Your website press section could keep you from being quoted in The New York Times.

I’ve seen it happen – a missed opportunity that a company in the technology space still doesn’t know about. While handling national PR for the Grand Prix of Baltimore, I landed a story about a new technology racing teams were using to power the vehicles. The Times reporter was fact-checking with me and wanted to include third-party comments from a company not connected to the Grand Prix but able to offer insights on the new technology.

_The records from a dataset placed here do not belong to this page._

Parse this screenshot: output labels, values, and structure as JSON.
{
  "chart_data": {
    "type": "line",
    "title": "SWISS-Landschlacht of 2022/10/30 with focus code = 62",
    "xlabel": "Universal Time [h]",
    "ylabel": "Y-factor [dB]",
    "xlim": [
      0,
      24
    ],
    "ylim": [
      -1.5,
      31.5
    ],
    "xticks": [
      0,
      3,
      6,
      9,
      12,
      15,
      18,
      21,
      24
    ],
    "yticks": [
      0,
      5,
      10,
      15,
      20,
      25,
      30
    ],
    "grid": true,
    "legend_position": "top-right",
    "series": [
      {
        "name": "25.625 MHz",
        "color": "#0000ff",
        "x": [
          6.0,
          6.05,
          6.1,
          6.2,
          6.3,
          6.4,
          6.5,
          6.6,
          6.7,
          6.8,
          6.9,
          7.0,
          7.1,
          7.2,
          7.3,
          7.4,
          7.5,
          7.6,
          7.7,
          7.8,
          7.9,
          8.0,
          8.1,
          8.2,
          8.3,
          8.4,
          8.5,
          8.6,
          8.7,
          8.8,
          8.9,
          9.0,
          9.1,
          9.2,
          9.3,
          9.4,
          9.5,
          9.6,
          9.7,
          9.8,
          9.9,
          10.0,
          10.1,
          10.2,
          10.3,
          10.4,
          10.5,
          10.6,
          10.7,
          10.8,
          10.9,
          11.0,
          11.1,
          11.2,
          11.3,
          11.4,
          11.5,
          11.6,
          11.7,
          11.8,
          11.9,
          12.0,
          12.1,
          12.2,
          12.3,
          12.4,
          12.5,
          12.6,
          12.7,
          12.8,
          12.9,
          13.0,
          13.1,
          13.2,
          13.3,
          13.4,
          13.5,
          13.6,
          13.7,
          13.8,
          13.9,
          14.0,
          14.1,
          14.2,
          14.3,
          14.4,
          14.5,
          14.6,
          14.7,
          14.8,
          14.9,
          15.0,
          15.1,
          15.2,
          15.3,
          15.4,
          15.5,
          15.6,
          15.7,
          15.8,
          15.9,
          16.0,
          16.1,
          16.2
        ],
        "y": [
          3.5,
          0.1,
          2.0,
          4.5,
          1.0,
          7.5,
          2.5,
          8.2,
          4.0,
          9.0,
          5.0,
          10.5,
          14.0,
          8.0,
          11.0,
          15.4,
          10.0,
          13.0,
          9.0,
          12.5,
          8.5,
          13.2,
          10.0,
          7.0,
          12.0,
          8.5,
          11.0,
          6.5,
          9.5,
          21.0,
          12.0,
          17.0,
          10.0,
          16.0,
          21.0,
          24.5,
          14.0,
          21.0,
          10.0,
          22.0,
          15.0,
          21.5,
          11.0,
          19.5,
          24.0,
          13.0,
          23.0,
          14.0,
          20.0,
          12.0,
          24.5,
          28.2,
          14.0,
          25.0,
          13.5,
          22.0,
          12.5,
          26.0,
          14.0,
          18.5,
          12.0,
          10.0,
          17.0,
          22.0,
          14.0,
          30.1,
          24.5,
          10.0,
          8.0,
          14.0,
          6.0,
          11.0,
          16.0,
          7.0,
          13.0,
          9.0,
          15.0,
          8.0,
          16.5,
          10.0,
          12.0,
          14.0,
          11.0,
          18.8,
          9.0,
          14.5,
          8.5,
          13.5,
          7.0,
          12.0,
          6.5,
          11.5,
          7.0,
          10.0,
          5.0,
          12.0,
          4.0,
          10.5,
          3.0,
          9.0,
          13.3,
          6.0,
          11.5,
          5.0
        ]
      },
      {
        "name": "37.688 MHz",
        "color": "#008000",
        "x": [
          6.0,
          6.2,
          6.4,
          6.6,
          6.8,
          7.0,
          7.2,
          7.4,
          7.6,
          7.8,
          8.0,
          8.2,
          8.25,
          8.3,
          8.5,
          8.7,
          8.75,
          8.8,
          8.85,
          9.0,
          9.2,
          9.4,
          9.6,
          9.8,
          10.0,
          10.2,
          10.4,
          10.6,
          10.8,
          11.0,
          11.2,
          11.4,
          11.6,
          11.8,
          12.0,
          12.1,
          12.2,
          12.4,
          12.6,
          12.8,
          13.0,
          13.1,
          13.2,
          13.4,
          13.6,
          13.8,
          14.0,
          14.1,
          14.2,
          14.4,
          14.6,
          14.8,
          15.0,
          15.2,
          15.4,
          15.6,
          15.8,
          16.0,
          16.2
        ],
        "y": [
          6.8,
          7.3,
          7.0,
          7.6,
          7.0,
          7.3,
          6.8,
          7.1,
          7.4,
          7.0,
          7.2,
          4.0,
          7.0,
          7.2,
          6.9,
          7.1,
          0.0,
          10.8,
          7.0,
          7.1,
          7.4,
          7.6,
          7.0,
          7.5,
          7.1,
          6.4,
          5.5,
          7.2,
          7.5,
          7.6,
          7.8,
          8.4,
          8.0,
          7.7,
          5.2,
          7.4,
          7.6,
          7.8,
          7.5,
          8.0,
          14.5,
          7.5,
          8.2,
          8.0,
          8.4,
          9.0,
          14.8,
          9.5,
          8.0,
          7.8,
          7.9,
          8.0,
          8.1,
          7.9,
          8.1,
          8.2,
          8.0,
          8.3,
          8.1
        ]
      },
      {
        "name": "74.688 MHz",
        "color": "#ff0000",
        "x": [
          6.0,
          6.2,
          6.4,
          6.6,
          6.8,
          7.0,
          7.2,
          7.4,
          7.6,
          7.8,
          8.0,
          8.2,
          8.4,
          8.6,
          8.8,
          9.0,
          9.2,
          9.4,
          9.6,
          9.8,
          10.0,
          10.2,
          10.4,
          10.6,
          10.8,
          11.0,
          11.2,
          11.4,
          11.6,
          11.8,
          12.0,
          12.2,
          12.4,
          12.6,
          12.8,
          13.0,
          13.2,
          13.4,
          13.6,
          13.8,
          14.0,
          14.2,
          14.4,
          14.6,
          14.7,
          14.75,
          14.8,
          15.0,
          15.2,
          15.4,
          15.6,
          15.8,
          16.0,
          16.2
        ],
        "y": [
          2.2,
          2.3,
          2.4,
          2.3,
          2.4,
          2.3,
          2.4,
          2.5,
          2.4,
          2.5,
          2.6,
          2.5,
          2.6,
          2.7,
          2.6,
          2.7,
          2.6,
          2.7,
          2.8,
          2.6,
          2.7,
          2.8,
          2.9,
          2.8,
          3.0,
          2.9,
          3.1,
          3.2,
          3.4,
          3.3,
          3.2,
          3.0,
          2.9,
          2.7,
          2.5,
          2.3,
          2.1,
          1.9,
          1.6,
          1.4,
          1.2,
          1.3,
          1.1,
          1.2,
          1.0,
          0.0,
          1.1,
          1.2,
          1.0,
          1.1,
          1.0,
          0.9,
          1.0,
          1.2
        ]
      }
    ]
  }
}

I was on the phone with the reporter as he visited the online newsrooms of a few companies likely to have that expertise. The first company looked great, but the reporter stopped in his tracks. The online press room had no contact names, no direct dial phone number, no email option. Instead, they had a generic “contact us” form.

I’m paraphrasing, but the reporter said …

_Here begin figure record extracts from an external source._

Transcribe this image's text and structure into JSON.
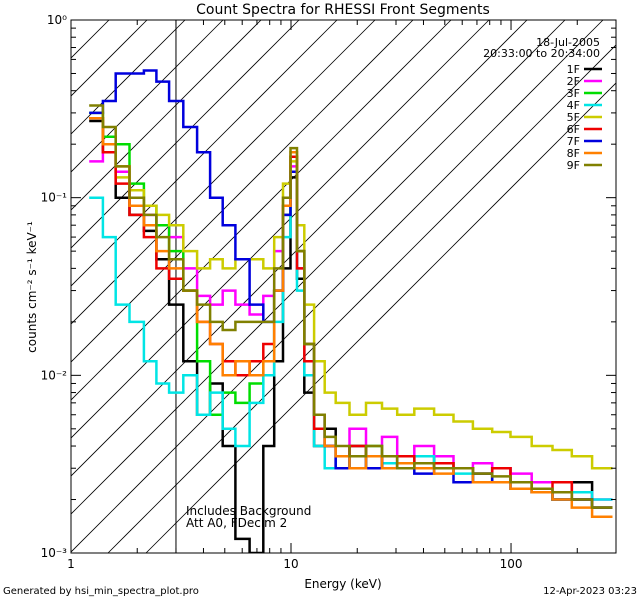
{
  "chart_data": {
    "type": "line",
    "title": "Count Spectra for RHESSI Front Segments",
    "xlabel": "Energy (keV)",
    "ylabel": "counts cm⁻² s⁻¹ keV⁻¹",
    "xscale": "log",
    "yscale": "log",
    "xlim": [
      1.0,
      300.0
    ],
    "ylim": [
      0.001,
      1.0
    ],
    "x_ticks": [
      "1",
      "10",
      "100"
    ],
    "y_ticks": [
      "10⁻³",
      "10⁻²",
      "10⁻¹",
      "10⁰"
    ],
    "legend_position": "top-right",
    "date": "18-Jul-2005",
    "time_range": "20:33:00 to 20:34:00",
    "annotations": [
      "Includes Background",
      "Att A0, FDecim 2"
    ],
    "excluded_region_keV": [
      1.0,
      3.0
    ],
    "x": [
      1.3,
      1.5,
      1.7,
      2.0,
      2.3,
      2.6,
      3.0,
      3.5,
      4.0,
      4.6,
      5.2,
      6.0,
      7.0,
      8.0,
      8.8,
      9.6,
      10.3,
      11.0,
      12.0,
      13.5,
      15,
      17,
      20,
      24,
      28,
      33,
      40,
      50,
      60,
      75,
      90,
      110,
      140,
      170,
      210,
      260
    ],
    "series": [
      {
        "name": "1F",
        "color": "#000000",
        "values": [
          0.27,
          0.18,
          0.1,
          0.08,
          0.065,
          0.045,
          0.025,
          0.012,
          0.006,
          0.009,
          0.004,
          0.0012,
          0.001,
          0.004,
          0.012,
          0.04,
          0.13,
          0.035,
          0.008,
          0.004,
          0.005,
          0.003,
          0.004,
          0.0035,
          0.003,
          0.003,
          0.0035,
          0.003,
          0.003,
          0.0025,
          0.003,
          0.0025,
          0.0022,
          0.002,
          0.0025,
          0.0018
        ]
      },
      {
        "name": "2F",
        "color": "#ff00ff",
        "values": [
          0.16,
          0.18,
          0.14,
          0.1,
          0.08,
          0.07,
          0.06,
          0.04,
          0.028,
          0.025,
          0.03,
          0.025,
          0.022,
          0.028,
          0.05,
          0.09,
          0.15,
          0.04,
          0.012,
          0.006,
          0.004,
          0.003,
          0.005,
          0.003,
          0.0045,
          0.0035,
          0.004,
          0.0035,
          0.003,
          0.0032,
          0.003,
          0.0028,
          0.0025,
          0.0025,
          0.0022,
          0.002
        ]
      },
      {
        "name": "3F",
        "color": "#00dd00",
        "values": [
          0.3,
          0.22,
          0.2,
          0.12,
          0.09,
          0.07,
          0.05,
          0.03,
          0.012,
          0.006,
          0.008,
          0.007,
          0.009,
          0.012,
          0.03,
          0.08,
          0.17,
          0.05,
          0.015,
          0.006,
          0.004,
          0.0035,
          0.003,
          0.004,
          0.0035,
          0.003,
          0.003,
          0.0032,
          0.003,
          0.0028,
          0.0025,
          0.0025,
          0.0022,
          0.002,
          0.002,
          0.0018
        ]
      },
      {
        "name": "4F",
        "color": "#00e5e5",
        "values": [
          0.1,
          0.06,
          0.025,
          0.02,
          0.012,
          0.009,
          0.008,
          0.01,
          0.006,
          0.008,
          0.005,
          0.004,
          0.007,
          0.01,
          0.02,
          0.06,
          0.14,
          0.03,
          0.01,
          0.004,
          0.003,
          0.0035,
          0.003,
          0.003,
          0.0032,
          0.003,
          0.0035,
          0.003,
          0.0028,
          0.0025,
          0.0025,
          0.0023,
          0.0022,
          0.002,
          0.0022,
          0.002
        ]
      },
      {
        "name": "5F",
        "color": "#cccc00",
        "values": [
          0.28,
          0.2,
          0.13,
          0.11,
          0.09,
          0.08,
          0.07,
          0.05,
          0.04,
          0.045,
          0.04,
          0.045,
          0.045,
          0.04,
          0.06,
          0.12,
          0.16,
          0.07,
          0.025,
          0.012,
          0.008,
          0.007,
          0.006,
          0.007,
          0.0065,
          0.006,
          0.0065,
          0.006,
          0.0055,
          0.005,
          0.0048,
          0.0045,
          0.004,
          0.0038,
          0.0035,
          0.003
        ]
      },
      {
        "name": "6F",
        "color": "#ee0000",
        "values": [
          0.28,
          0.18,
          0.12,
          0.08,
          0.06,
          0.04,
          0.035,
          0.03,
          0.02,
          0.015,
          0.012,
          0.01,
          0.012,
          0.015,
          0.03,
          0.09,
          0.17,
          0.04,
          0.012,
          0.005,
          0.004,
          0.0035,
          0.004,
          0.0035,
          0.003,
          0.0035,
          0.003,
          0.0032,
          0.003,
          0.0028,
          0.003,
          0.0025,
          0.0022,
          0.0025,
          0.002,
          0.0018
        ]
      },
      {
        "name": "7F",
        "color": "#0000dd",
        "values": [
          0.3,
          0.35,
          0.5,
          0.5,
          0.52,
          0.45,
          0.35,
          0.25,
          0.18,
          0.1,
          0.07,
          0.045,
          0.025,
          0.02,
          0.03,
          0.08,
          0.14,
          0.05,
          0.015,
          0.006,
          0.004,
          0.003,
          0.0035,
          0.003,
          0.0035,
          0.003,
          0.0028,
          0.003,
          0.0025,
          0.0028,
          0.0025,
          0.0023,
          0.0022,
          0.002,
          0.002,
          0.0018
        ]
      },
      {
        "name": "8F",
        "color": "#ff8000",
        "values": [
          0.28,
          0.2,
          0.15,
          0.09,
          0.07,
          0.05,
          0.04,
          0.03,
          0.02,
          0.015,
          0.01,
          0.012,
          0.01,
          0.012,
          0.03,
          0.09,
          0.18,
          0.05,
          0.015,
          0.006,
          0.004,
          0.0035,
          0.003,
          0.0035,
          0.003,
          0.0032,
          0.003,
          0.0028,
          0.003,
          0.0025,
          0.0025,
          0.0023,
          0.0022,
          0.002,
          0.0018,
          0.0016
        ]
      },
      {
        "name": "9F",
        "color": "#808000",
        "values": [
          0.33,
          0.25,
          0.15,
          0.1,
          0.08,
          0.06,
          0.045,
          0.03,
          0.025,
          0.02,
          0.018,
          0.02,
          0.02,
          0.02,
          0.04,
          0.1,
          0.19,
          0.05,
          0.015,
          0.006,
          0.0045,
          0.004,
          0.0035,
          0.004,
          0.0035,
          0.003,
          0.0032,
          0.003,
          0.003,
          0.0028,
          0.0027,
          0.0025,
          0.0023,
          0.0022,
          0.002,
          0.0018
        ]
      }
    ]
  },
  "footer": {
    "left": "Generated by hsi_min_spectra_plot.pro",
    "right": "12-Apr-2023 03:23"
  }
}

“Ugh, they have one of those forms. Who knows where that goes and when they’ll get back to me.”

And that was it. He Googled for other firms until he found one offering what he needed: a named contact with a direct-dial phone number. The reporter was on deadline and needed assurance that he could reach a real person.

This simple example that cost one company an opportunity for coveted New York Times coverage. It supports much of what the latest TEK Group Online Newsroom Survey Report reveals. For the past 17 years, they have asked journalists across the U.S. what they think about and want in online newsrooms. Here’s what reporters polled in 2018 said they are looking for:

  • Current and accurate contact info.
  • Executive photographs.
  • Content should be updated timely with social media, not significantly after the fact.
  • Don’t make us jump through hoops to get high resolution photographs.
  • The phone number for a real person that has the authority to speak to products, activities and issues into which the company is involved.
  • Positive feel good stories.

The final bullet comes as a surprise, but the others are what I would expect in an online newsroom in 2019. We’ve come a long way from the days when you simply listed press release headlines and links to PDFs, but not everyone is there yet.

The first and easiest fix to make? Add your PR contact’s name and contact info.